Bea Becette ’12 discussed her work in sustainability, her career path, and internship opportunities at NatGeo. She is a writer/producer at NatGeo and the host of Kids vs Plastic, a kids series about plastic-free craft solutions. She has also developed a new YouTube channel, SmartiB, which uses today’s top hits to teach kids about the world around them! She emphasized that there are many ways to get involved in sustainability work.
Wednesday April 7
NPR journalist and former SEAC president Cooper McKim '12 talked about the skills necessary to report on environmental issues for local and national audiences. He covers energy and natural resources at Wyoming Public Radio and is also a part of NPR's Energy and Environment Team. Cooper recently launched a podcast, Carbon Valley which follows the race to develop an unlikely climate solution.

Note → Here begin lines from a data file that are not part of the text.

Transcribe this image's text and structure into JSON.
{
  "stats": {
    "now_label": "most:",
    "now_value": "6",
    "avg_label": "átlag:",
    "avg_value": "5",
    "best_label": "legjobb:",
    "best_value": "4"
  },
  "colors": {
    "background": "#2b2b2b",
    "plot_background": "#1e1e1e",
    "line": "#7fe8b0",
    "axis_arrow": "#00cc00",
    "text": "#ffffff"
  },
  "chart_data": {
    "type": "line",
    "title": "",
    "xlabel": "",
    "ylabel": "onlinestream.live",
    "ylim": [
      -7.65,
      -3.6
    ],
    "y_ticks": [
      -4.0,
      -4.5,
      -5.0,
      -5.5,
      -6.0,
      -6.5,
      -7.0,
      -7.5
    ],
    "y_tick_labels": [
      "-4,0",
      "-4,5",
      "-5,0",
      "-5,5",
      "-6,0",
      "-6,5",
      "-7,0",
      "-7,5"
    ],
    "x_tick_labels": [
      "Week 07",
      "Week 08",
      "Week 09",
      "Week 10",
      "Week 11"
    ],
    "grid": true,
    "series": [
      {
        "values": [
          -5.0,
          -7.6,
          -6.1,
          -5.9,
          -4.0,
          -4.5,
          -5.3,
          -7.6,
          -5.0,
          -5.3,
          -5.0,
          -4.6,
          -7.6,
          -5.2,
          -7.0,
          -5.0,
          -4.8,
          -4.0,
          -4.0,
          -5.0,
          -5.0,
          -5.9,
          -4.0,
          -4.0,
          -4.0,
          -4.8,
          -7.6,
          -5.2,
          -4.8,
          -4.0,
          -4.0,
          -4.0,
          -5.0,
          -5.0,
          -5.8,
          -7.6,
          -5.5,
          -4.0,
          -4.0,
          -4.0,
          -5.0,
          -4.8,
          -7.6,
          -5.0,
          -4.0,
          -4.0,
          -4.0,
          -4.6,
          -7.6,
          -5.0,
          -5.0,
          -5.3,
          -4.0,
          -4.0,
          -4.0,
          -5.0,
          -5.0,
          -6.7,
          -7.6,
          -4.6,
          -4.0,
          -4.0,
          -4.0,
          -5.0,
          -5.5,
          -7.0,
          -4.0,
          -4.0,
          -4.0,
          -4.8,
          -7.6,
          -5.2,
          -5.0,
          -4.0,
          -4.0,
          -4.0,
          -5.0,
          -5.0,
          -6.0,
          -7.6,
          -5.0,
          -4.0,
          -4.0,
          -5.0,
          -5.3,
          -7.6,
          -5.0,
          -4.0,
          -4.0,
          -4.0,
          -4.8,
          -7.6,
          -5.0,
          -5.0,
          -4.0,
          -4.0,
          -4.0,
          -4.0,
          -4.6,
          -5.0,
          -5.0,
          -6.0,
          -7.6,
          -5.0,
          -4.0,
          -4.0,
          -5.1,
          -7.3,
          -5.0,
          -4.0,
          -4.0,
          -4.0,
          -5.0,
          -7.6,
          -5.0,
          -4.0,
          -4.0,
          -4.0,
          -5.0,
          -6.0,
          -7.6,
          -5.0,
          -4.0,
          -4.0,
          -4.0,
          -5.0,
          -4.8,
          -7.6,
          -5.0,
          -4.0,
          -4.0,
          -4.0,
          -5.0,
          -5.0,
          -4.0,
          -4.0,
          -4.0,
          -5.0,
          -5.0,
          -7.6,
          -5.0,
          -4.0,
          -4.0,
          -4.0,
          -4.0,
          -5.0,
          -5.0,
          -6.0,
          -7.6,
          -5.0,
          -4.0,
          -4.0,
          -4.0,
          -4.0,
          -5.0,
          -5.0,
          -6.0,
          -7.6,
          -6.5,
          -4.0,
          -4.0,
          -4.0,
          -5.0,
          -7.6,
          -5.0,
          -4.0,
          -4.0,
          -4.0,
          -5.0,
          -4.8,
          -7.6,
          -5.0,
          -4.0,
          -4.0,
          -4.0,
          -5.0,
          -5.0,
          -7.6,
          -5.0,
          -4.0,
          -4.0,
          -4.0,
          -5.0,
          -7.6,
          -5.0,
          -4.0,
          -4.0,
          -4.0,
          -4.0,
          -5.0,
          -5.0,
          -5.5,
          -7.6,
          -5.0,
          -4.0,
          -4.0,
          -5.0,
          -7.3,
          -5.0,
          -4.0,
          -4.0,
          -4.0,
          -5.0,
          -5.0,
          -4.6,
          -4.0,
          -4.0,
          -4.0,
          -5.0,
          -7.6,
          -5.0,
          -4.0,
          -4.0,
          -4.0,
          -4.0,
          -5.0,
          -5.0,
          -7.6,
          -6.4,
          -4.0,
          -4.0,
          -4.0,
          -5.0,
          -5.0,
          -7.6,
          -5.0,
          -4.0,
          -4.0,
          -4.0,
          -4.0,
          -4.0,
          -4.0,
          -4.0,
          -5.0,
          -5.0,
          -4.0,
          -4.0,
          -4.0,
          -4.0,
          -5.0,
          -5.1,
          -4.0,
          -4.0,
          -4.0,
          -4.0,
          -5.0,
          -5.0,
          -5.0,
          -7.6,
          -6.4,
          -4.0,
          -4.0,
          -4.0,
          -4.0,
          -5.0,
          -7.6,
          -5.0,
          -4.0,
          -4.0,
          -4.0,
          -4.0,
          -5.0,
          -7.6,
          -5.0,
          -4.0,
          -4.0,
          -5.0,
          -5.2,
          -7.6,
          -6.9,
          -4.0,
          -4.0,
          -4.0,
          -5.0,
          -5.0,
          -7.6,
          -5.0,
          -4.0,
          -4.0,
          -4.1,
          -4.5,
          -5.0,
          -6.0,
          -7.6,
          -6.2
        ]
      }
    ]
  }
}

Bradley Gay is a project manager at Metcalfe Architecture & Design and one of the nation’s foremost experts in passive house building. Bradley directs projects of every scale, from residential renovations to college classroom and student housing projects including the Lancaster Housing Development at Villanova University, the LeBow School of Business at Drexel University, and the Northwest Campus Student Housing at UCLA. He explained how passive houses are built and what their benefits are, sharing that passive house buildings are designed and constructed to be highly energy efficient.
Thursday April 8
Ezra Thrush is the senior director of government affairs at PennFuture, where he leads the organization's policy initiatives and manages all legislative and executive branch relationships. He also serves as PennFuture’s chief lobbyist and external voice on policy positions, strategy, and relationships with decision makers. Ezra has worked extensively on state and federal issues, including storm water management, clean water funding, agriculture, forest retention, the Farm Bill, climate change, and water infrastructure. Ezra was joined by Katie Blume who is the Political Director for Conservation Voters of PA. She has spent over twenty years as an organizer and advocate for many social justice issues, including electoral politics and environmental issues. Together they talked about the role of environmental lobbyists and shared that internships are a great way to get your foot in the door if this is a path you're interested in, but there are also many volunteer opportunities to explore.
Friday April 9
Keziah Groth-Tuft '13 presented environmental (in)justice/environmental racism. She highlighted some current environmental justice lawsuits, pointing to two case studies: Cancer Alley, Louisiana, and Uniontown, Tennessee. She currently interns with the Delaware Riverkeeper Network and is a research assistant for a professor looking at environmental justice work.